Consistent with prior studies [2, 4, 8, 12], renal insufficiency and/or tubular proteinuria were the main signs of LCPT, and they appeared to be similar between patients with crystalline and non-crystalline forms of LCPT. Signs of Fanconi syndrome were not observed in any patients. Although Stokes et al. suggested that patients with LCPT with crystal may have worse renal function and proteinuria and closer association with Fanconi syndrome than those with LCPT without crystal [2], we did not find such trends, which can be ascribed to the small number of patients in our study.
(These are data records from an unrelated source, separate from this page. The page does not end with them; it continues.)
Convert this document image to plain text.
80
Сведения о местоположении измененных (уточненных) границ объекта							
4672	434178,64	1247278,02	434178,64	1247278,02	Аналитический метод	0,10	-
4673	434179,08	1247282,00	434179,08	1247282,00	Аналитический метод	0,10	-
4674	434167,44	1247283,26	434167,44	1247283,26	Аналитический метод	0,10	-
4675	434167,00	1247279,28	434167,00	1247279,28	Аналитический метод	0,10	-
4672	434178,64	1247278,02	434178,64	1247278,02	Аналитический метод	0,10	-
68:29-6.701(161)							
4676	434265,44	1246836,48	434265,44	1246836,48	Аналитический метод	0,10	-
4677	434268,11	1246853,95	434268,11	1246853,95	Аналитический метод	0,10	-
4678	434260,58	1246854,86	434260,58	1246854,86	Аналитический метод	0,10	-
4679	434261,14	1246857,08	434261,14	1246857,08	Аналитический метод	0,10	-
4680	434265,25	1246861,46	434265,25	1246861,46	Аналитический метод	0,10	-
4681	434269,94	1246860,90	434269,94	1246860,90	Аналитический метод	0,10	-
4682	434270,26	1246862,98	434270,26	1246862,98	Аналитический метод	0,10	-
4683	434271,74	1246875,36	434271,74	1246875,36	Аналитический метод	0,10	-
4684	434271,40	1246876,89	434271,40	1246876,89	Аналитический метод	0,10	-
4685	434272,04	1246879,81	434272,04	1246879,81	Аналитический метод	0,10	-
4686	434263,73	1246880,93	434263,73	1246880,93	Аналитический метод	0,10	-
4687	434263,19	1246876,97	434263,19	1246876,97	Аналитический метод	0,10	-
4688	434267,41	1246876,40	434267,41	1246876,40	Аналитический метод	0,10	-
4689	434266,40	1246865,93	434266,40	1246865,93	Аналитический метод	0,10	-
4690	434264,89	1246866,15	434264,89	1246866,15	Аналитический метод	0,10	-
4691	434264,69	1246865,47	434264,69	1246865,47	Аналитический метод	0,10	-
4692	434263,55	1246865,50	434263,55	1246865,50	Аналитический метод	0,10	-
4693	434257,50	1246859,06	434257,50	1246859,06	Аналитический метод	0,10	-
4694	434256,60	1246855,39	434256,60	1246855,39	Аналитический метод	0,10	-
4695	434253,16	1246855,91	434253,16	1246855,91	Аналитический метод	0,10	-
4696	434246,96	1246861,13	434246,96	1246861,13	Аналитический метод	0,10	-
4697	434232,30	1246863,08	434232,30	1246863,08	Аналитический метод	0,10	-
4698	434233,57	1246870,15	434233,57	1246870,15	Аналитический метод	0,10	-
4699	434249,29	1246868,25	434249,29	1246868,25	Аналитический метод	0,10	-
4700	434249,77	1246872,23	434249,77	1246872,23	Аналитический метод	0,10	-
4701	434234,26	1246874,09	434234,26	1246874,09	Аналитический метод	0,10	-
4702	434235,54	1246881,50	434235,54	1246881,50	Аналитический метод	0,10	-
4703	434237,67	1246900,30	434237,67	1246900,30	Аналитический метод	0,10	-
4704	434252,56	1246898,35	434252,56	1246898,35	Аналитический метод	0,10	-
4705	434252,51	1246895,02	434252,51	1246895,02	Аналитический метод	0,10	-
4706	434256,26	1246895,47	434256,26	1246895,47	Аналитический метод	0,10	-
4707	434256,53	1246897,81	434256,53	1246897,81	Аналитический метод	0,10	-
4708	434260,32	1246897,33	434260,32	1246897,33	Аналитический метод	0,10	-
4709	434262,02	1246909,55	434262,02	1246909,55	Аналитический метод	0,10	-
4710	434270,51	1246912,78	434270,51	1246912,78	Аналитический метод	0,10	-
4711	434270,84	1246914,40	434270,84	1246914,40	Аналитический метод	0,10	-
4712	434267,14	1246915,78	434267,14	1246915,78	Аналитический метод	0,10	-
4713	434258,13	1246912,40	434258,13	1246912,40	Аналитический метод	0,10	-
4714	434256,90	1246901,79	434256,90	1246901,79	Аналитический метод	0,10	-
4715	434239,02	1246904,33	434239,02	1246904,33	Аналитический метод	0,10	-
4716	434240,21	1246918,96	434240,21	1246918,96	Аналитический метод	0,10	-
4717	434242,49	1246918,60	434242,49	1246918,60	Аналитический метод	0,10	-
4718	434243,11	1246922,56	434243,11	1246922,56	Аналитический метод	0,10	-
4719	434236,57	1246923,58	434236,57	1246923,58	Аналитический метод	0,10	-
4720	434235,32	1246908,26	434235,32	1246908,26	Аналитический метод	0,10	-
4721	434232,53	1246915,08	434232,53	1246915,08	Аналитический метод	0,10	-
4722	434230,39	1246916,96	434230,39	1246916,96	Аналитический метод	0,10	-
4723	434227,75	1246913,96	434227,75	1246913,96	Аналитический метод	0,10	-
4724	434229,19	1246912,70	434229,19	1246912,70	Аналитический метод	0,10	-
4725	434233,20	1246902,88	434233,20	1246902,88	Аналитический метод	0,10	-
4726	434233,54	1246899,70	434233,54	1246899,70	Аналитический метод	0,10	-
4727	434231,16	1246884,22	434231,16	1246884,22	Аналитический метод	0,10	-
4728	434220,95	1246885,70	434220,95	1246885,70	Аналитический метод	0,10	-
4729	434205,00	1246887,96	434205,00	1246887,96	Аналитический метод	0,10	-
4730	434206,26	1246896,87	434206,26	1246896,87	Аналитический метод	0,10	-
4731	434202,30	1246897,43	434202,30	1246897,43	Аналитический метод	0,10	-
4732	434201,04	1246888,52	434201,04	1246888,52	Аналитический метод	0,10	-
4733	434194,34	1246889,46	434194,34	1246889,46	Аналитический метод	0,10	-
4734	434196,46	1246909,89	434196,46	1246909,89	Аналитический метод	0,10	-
The extent of ATI and IFTA was unlikely to be associated with initial and post-treatment renal function in this and previous reports [2]. Prompt and accurate diagnosis of LCPT was suggested to be important to prevent irreversible kidney dysfunction in patients with monoclonal gammopathy [1, 17]. MM therapy considerably improved the kidney function of patients with LCPT in the present report and previous reports [2, 8]. Luminal proteinaceous material, which was presumably an organized Ig-LC released from desquamated tubular epithelial cells [2, 3], can be a diagnostic pitfall. This material was differentiated from that of cast nephropathy by its location and the lack of multiple fracture lines or giant cell reaction [1]. Furthermore, it is reasonable to speculate that pathogenic LCPT without crystal needs to be differentiated from the physiological trafficking of overflowing LC with a benign nature [2, 4, 17].

Conclusions

We reported the clinicopathological characteristics of 5 Korean patients with LCPT with or without crystal. The tubule-oriented microscopic features of LCPT are diverse and sometimes subtle. We introduced IHC staining for Ig-LC as a useful tool in the diagnosis of LCPT, especially in the case of κ-type crystals.